Weeklong Trial Delay for Osama Bin Laden In-Law
MANHATTAN (CN) - A proposed interview with Khalid Sheikh Mohammed, the alleged "mastermind" of the Sept. 11, 2001, attacks, will delay for one more week the trial of Osama bin Laden's son-in-law, a federal judge ruled Wednesday.
In a tense half-hour hearing, U.S. District Judge Lewis Kaplan indicated that he is unlikely to grant any more postponements for Sulieman Abu Ghaith's defense team.
A March 3 trial is now slated for Abu Ghaith to face charges that he plotted with al-Qaida based on, among other things, his appearance in a propaganda video next to bin Laden and his father-in-law's then-deputy Ayman al-Zawahiri days after the worst terrorist attacks in U.S. history.
To distance the defendant from a shoe-bombing plot, Abu Ghaith's lead attorney Stanley Cohen has been trying for the past few weeks to organize an interview with Mohammed, who allegedly was at the center of dozens of violent attacks against the United States. Cohen and prosecutors reached an agreement last week to send Mohammed and his lawyers at Guantanamo Bay a list of hundreds of questions.
After Mohammed answers the questions, security teams for the Department of Defense and Department of Justice will need to screen the responses, Cohen says, requesting a 45-day delay for the process to complete.
Cohen indicated that he had little confidence that new barriers would not arise.
"Anything's possible at Gitmo," he said.
Though federal prosecutors agreed to a six-day delay, Judge Kaplan said that he was inclined to be less accommodating.
"I am deeply skeptical that there was any right of access to Khalid Sheikh Mohammed on the showing that the defense made," Kaplan said. "The government has given access, such as it is, on their terms, such as they are. ... Were it up to me, we would have picked a jury on Monday and begin."
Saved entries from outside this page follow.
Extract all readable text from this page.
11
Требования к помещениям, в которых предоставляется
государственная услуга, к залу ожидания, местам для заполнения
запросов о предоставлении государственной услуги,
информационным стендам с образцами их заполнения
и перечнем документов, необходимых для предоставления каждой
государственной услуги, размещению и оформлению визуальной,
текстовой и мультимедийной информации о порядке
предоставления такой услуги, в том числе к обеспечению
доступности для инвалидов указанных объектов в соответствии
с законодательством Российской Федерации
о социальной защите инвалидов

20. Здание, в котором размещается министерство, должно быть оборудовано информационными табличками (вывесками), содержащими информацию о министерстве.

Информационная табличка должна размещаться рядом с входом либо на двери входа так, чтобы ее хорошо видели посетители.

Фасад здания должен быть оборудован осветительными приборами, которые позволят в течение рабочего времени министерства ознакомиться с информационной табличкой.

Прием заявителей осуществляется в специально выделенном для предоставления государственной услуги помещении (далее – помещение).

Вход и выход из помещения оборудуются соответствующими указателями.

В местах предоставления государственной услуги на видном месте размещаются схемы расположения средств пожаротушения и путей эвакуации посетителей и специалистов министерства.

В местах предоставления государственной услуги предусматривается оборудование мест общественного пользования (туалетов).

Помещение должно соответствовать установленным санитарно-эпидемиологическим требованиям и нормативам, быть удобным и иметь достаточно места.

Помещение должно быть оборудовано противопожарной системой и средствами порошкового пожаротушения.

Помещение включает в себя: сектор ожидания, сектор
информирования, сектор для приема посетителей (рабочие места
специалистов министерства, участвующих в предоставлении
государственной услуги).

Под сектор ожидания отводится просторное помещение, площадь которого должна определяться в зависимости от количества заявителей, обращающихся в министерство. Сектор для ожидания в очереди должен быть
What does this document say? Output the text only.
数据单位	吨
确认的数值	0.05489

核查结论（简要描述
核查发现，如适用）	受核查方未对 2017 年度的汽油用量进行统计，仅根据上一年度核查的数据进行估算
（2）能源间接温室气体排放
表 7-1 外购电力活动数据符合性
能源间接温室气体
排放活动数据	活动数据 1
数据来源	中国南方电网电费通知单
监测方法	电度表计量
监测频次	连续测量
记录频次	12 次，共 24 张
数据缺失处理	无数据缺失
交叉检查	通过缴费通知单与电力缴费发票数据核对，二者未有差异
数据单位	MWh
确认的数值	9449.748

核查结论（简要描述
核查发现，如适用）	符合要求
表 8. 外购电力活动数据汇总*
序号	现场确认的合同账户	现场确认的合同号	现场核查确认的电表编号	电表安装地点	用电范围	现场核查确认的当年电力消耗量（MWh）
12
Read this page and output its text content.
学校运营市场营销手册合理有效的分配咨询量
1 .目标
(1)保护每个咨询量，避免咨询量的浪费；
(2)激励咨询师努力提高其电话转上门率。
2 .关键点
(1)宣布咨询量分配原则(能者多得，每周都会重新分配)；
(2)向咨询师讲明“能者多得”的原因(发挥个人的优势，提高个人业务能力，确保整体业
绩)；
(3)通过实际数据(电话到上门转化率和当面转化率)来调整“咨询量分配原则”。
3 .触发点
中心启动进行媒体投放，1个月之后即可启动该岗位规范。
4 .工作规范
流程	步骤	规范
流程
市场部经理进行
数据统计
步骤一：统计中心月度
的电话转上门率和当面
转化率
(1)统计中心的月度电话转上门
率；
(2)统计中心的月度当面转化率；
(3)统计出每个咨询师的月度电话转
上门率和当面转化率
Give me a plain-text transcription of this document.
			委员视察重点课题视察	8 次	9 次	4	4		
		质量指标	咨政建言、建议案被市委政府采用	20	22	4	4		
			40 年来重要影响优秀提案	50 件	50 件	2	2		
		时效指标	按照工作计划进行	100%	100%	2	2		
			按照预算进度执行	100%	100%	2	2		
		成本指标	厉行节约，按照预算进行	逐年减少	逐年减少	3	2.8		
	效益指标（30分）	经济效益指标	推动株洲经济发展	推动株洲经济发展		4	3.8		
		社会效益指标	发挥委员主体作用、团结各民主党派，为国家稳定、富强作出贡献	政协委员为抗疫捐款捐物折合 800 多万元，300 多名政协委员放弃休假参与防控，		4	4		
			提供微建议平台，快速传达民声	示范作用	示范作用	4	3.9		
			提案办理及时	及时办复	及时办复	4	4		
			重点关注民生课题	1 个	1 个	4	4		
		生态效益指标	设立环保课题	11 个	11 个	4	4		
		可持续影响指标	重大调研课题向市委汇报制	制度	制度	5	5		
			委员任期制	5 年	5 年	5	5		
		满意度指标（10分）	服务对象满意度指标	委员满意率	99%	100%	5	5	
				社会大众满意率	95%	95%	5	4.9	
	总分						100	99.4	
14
Kaplan and Cohen butted heads throughout the hearing, which lasted a little more than 30 minutes.
At one point, Kaplan said that Cohen's explanation for what had held up the interview with Mohammed was "as clear as pea soup from the bottom of a cauldron."
In a New York accent, Cohen repeatedly referred to "walled-off" prosecutors inspecting Mohammed's replies, using a phrase for government officials cleared to access classified information.
Kaplan teased his diction by differentiating these officials from a "Waldorf salad."
Assistant U.S. Attorney Nicholas Lewin had some fun with this wordplay later in the hearing, as he also referred to "walled-off" officials.
Later, Cohen defended his work on the case by emphasizing that he and prosecutors engaged in lengthy discussions to "prevent litigation with Your Honor."
Correcting him again, Kaplan chided, "It's actually litigation 'before' me, not 'with' me."
Meanwhile, Cohen's team is fighting to bar the inclusion of a 30-minute recording of Abu Ghaith, which remains pending. Lewin said that the April 2002 audio contains "myriad threats" by Abu Ghaith, in which he discusses "martyrdom teams" and "American targets."
The issue will likely come up again on at another pretrial hearing on Friday.
At the end of the hearing, Kaplan turned down the temperature by stating that everybody might be guilty Wednesday of blowing "a storm of words with very little content."